Overriding Inferred Types
Use the column mappings in the schema update step to change inferred types.
{
"targetTableName": "sales_data",
"columnMappings": {
"zip_code": "zip_code",
"phone_number": "phone"
}
}If a column like zip_code is inferred as INTEGER (because values like 01234 parse as numbers), the preview will show the issue. You can exclude the column and re-add it with the correct type, or accept the inferred type and apply a transformation after import.
Handling Large CSV Files
| File Size | Behavior |
|---|---|
| Under 50 MB | Full preview with all rows counted |
| 50 MB -- 200 MB | Preview uses first 10,000 rows; total row count is estimated |
| 200 MB -- 500 MB | Preview uses first 5,000 rows; import runs as async background job |
| Over 500 MB | Use the Cloud Storage Connector instead of file import |
Common Issues
| Issue | Cause | Resolution |
|---|---|---|
| Garbled characters in preview | Wrong encoding detected | Check source system encoding; manually specify encoding in column mapping step |
| Wrong number of columns | Delimiter mismatch | Verify the file uses the expected delimiter; check for unquoted delimiters in data values |
| All columns detected as STRING | Mixed types in data | Check for header-like values in data rows, or non-standard number formats (e.g., 1,234.56 with comma thousands separator) |
| Empty rows at end of file | Trailing newlines | These are automatically filtered during import |
| Date columns detected as STRING | Non-standard date format | Common for formats like Jan 15, 2024 or 15/01/2024. Import as STRING and transform post-ingestion. |
Example: Full CSV Import Workflow
1. Upload: POST /api/v1/files/upload
File: quarterly_revenue.csv (2.3 MB, UTF-8, comma-delimited)

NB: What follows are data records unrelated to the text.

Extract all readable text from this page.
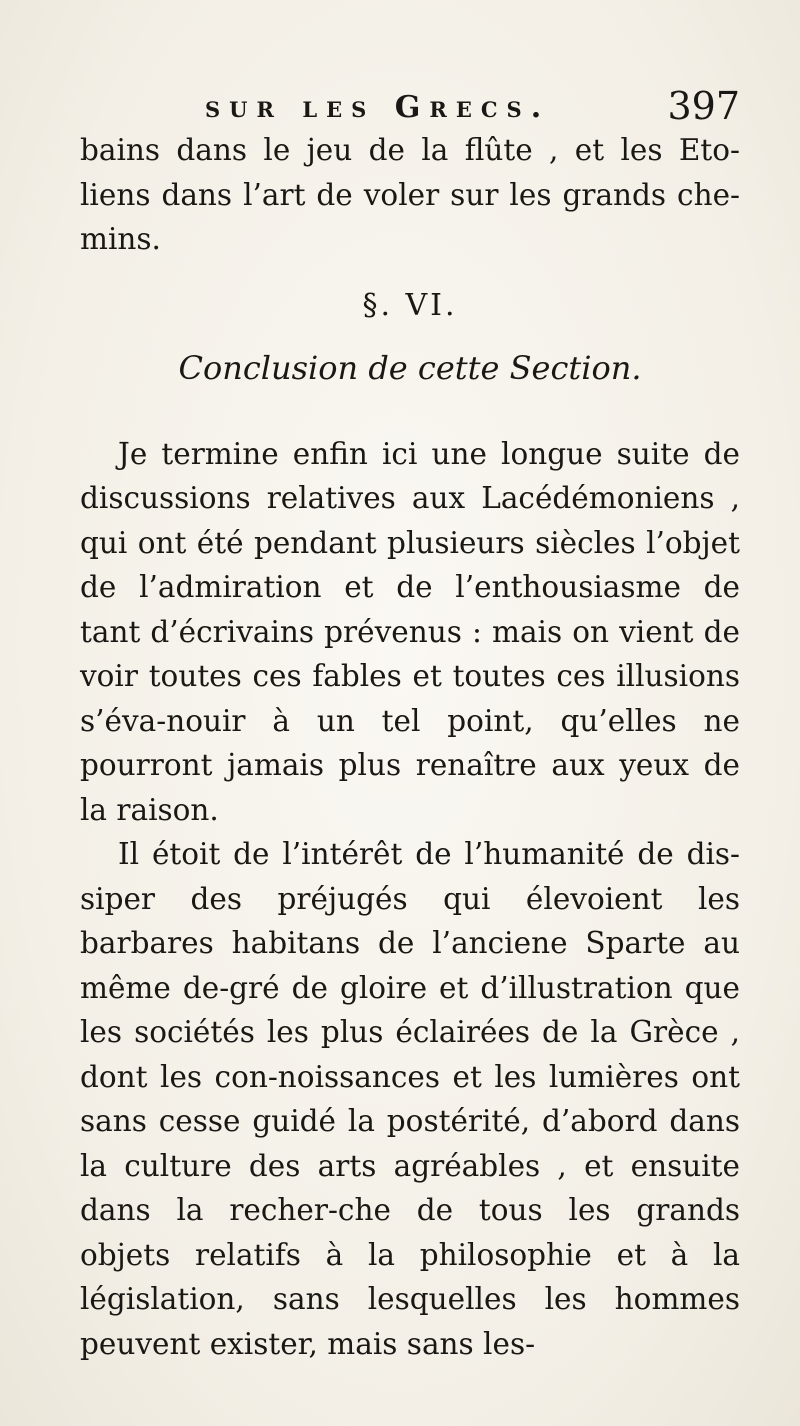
sur les Grecs.	397

bains dans le jeu de la flûte , et les Eto-liens dans l’art de voler sur les grands che-mins.

§. VI.
Conclusion de cette Section.

Je termine enfin ici une longue suite de discussions relatives aux Lacédémoniens , qui ont été pendant plusieurs siècles l’objet de l’admiration et de l’enthousiasme de tant d’écrivains prévenus : mais on vient de voir toutes ces fables et toutes ces illusions s’éva-nouir à un tel point, qu’elles ne pourront jamais plus renaître aux yeux de la raison.

Il étoit de l’intérêt de l’humanité de dis-siper des préjugés qui élevoient les barbares habitans de l’anciene Sparte au même de-gré de gloire et d’illustration que les sociétés les plus éclairées de la Grèce , dont les con-noissances et les lumières ont sans cesse guidé la postérité, d’abord dans la culture des arts agréables , et ensuite dans la recher-che de tous les grands objets relatifs à la philosophie et à la législation, sans lesquelles les hommes peuvent exister, mais sans les-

2. Preview: GET /api/v1/files/{fileId}/preview
Result: 4 columns detected
- region (STRING)
- quarter (STRING)
- revenue (DECIMAL)
- headcount (INTEGER)
Total rows: 1,200
3. Configure: PUT /api/v1/files/{fileId}/schema
{
"targetTableName": "quarterly_revenue",
"targetSchema": "finance",
"columnMappings": {
"region": "region",
"quarter": "fiscal_quarter",
"revenue": "revenue_usd",
"headcount": "employee_count"
}
}
4. Import: POST /api/v1/files/{fileId}/import
Result: 1,200 records imported into iceberg.finance.quarterly_revenue
5. Query:
SELECT region, fiscal_quarter, revenue_usd
FROM iceberg.finance.quarterly_revenue
WHERE region = 'EMEA'
ORDER BY fiscal_quarter;